Giro intorno la casa; il cancello sulla strada rimasto aperto sembra invitarmi ad uscire; il club delle sei lì dove Tiziana tra poco apre i suoi battenti; il cesto con le leccornie “maritozziche”, con i budini di riso, con imitazioni di sfogliatelle sarà già fuori la saracinesca; improvviso il ricordo dell’università quando sfrontati e ribelli giovanotti di belle speranze ci attardavamo a depredare in quel di via del Proconsolo o di via dei Servi, una Firenze d’altri tempi, bar fiduciosi ed ingenui.

Un’altra epoca di un altro mondo, forse di un altro universo: uno all’improvviso deviato da suo corso normale per finire dentro ad un altro prodromo di un inferno mai previsto tanto da non essere nemmeno temuto.

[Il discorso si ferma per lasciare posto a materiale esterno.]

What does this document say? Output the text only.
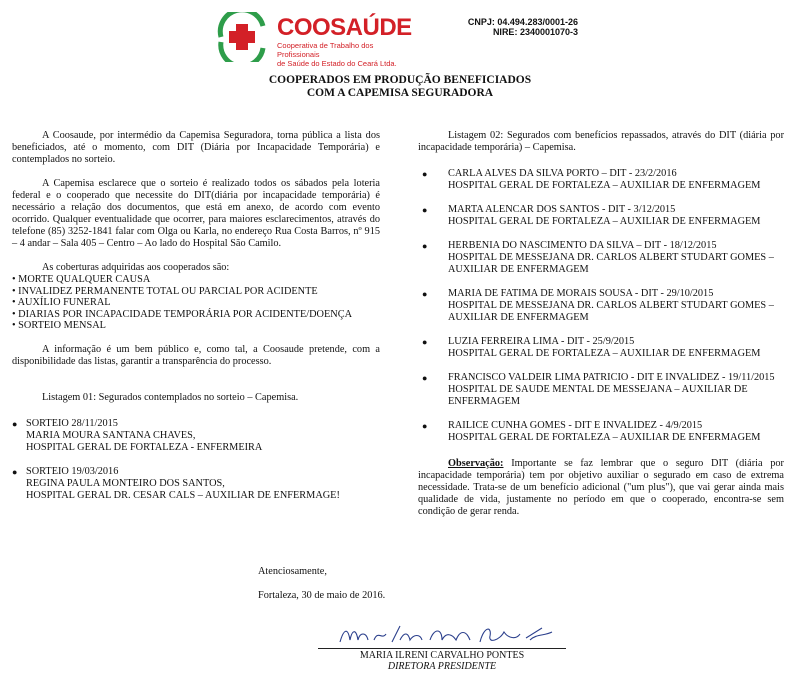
COOSAÚDE
Cooperativa de Trabalho dos Profissionais
de Saúde do Estado do Ceará Ltda.
CNPJ: 04.494.283/0001-26
NIRE: 2340001070-3
COOPERADOS EM PRODUÇÃO BENEFICIADOS
COM A CAPEMISA SEGURADORA
A Coosaude, por intermédio da Capemisa Seguradora, torna pública a lista dos beneficiados, até o momento, com DIT (Diária por Incapacidade Temporária) e contemplados no sorteio.
A Capemisa esclarece que o sorteio é realizado todos os sábados pela loteria federal e o cooperado que necessite do DIT(diária por incapacidade temporária) é necessário a relação dos documentos, que está em anexo, de acordo com evento ocorrido. Qualquer eventualidade que ocorrer, para maiores esclarecimentos, através do telefone (85) 3252-1841 falar com Olga ou Karla, no endereço Rua Costa Barros, nº 915 – 4 andar – Sala 405 – Centro – Ao lado do Hospital São Camilo.
As coberturas adquiridas aos cooperados são:
• MORTE QUALQUER CAUSA
• INVALIDEZ PERMANENTE TOTAL OU PARCIAL POR ACIDENTE
• AUXÍLIO FUNERAL
• DIARIAS POR INCAPACIDADE TEMPORÁRIA POR ACIDENTE/DOENÇA
• SORTEIO MENSAL
A informação é um bem público e, como tal, a Coosaude pretende, com a disponibilidade das listas, garantir a transparência do processo.
Listagem 01: Segurados contemplados no sorteio – Capemisa.
● SORTEIO 28/11/2015
MARIA MOURA SANTANA CHAVES,
HOSPITAL GERAL DE FORTALEZA - ENFERMEIRA
● SORTEIO 19/03/2016
REGINA PAULA MONTEIRO DOS SANTOS,
HOSPITAL GERAL DR. CESAR CALS – AUXILIAR DE ENFERMAGE!
Listagem 02: Segurados com benefícios repassados, através do DIT (diária por incapacidade temporária) – Capemisa.
● CARLA ALVES DA SILVA PORTO – DIT - 23/2/2016
HOSPITAL GERAL DE FORTALEZA – AUXILIAR DE ENFERMAGEM
● MARTA ALENCAR DOS SANTOS - DIT - 3/12/2015
HOSPITAL GERAL DE FORTALEZA – AUXILIAR DE ENFERMAGEM
● HERBENIA DO NASCIMENTO DA SILVA – DIT - 18/12/2015
HOSPITAL DE MESSEJANA DR. CARLOS ALBERT STUDART GOMES –
AUXILIAR DE ENFERMAGEM
● MARIA DE FATIMA DE MORAIS SOUSA - DIT - 29/10/2015
HOSPITAL DE MESSEJANA DR. CARLOS ALBERT STUDART GOMES –
AUXILIAR DE ENFERMAGEM
● LUZIA FERREIRA LIMA - DIT - 25/9/2015
HOSPITAL GERAL DE FORTALEZA – AUXILIAR DE ENFERMAGEM
● FRANCISCO VALDEIR LIMA PATRICIO - DIT E INVALIDEZ - 19/11/2015
HOSPITAL DE SAUDE MENTAL DE MESSEJANA – AUXILIAR DE
ENFERMAGEM
● RAILICE CUNHA GOMES - DIT E INVALIDEZ - 4/9/2015
HOSPITAL GERAL DE FORTALEZA – AUXILIAR DE ENFERMAGEM
Observação: Importante se faz lembrar que o seguro DIT (diária por incapacidade temporária) tem por objetivo auxiliar o segurado em caso de extrema necessidade. Trata-se de um benefício adicional ("um plus"), que vai gerar ainda mais qualidade de vida, justamente no período em que o cooperado, encontra-se sem condição de gerar renda.
Atenciosamente,
Fortaleza, 30 de maio de 2016.
MARIA ILRENI CARVALHO PONTES
DIRETORA PRESIDENTE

Rientro; lampi e tuoni sono passati oltre senza lasciare traccia; Doug rivendica a colpi di muso sulle gambe i suoi pezzi di pane; mi ha fatto compagnia e pretende il proprio guiderdone. Lo lascio sull’uscio raccomandandogli una guardia non necessaria; risalgo a ripagare la sua affettuosa e perenne presenza; “ … piano … “ intimo porgendogli la realizzazione del suo sogno mattutino “ … sii delicato …”; avvicina quasi timido la bocca di dobermann alla mia mano e con la leggerezza di una Fracci raccoglie il pezzo di baguette che ritma la frenesia della sua coda.

Vado a radermi.

Chiudo la porta mentre lui svaccato sull’erba sgranocchia felice in un mondo tutto suo e senza problemi.